LoC Data Package Tutorial: General Collections Assessment#
This notebook will demonstrate basic usage of using Python for interacting with data packages from the Library of Congress via the General Collections Assessment Data Package which is derived from an ongoing program to assess the Library’s approximately 22 million books, bound serials and other materials classified under the General Collections. We will:
Prerequisites#
In order to run this notebook, please follow the instructions listed in this directory’s README.
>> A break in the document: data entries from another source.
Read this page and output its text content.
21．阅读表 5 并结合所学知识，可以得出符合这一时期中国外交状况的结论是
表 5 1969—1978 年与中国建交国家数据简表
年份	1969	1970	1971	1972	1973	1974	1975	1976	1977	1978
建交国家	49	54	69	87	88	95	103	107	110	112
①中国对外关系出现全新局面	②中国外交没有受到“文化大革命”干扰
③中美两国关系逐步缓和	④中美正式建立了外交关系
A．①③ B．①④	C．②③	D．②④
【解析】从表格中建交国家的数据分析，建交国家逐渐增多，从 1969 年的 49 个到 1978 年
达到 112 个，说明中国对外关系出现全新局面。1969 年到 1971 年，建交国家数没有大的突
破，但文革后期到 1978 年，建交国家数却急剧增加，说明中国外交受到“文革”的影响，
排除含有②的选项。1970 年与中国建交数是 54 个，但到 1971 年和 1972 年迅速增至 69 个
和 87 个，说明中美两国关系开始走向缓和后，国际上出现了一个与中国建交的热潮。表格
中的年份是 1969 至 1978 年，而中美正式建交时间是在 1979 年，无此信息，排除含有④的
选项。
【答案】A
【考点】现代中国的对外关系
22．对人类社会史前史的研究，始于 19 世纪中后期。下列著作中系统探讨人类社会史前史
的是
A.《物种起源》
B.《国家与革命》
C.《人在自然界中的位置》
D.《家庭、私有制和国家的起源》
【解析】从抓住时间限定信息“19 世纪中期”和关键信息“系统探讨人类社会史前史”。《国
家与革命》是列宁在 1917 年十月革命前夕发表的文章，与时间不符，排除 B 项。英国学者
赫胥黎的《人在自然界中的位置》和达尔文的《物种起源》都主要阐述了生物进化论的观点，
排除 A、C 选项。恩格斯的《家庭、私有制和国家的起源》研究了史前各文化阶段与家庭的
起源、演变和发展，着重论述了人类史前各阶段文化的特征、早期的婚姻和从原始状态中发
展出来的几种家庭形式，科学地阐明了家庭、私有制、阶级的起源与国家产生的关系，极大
Query the metadata in a data package#
First we will download a the Children’s Literature assessment metadata file, print a summary of the items’ location values, then filter by a particular location.
import io
import pandas as pd # for reading, manipulating, and displaying data
import requests
DATA_URL = 'https://data.labs.loc.gov/gen-coll-assessment/'
metadata_url = f'{DATA_URL}chi.csv' # Also try 'localhistory_us.csv' or 'philosphy.csv'
response = requests.get(metadata_url, timeout=60)
metadata_string = response.text
# Read contents as a csv file
df = pd.read_csv(io.StringIO(metadata_string), dtype=str, keep_default_na=False)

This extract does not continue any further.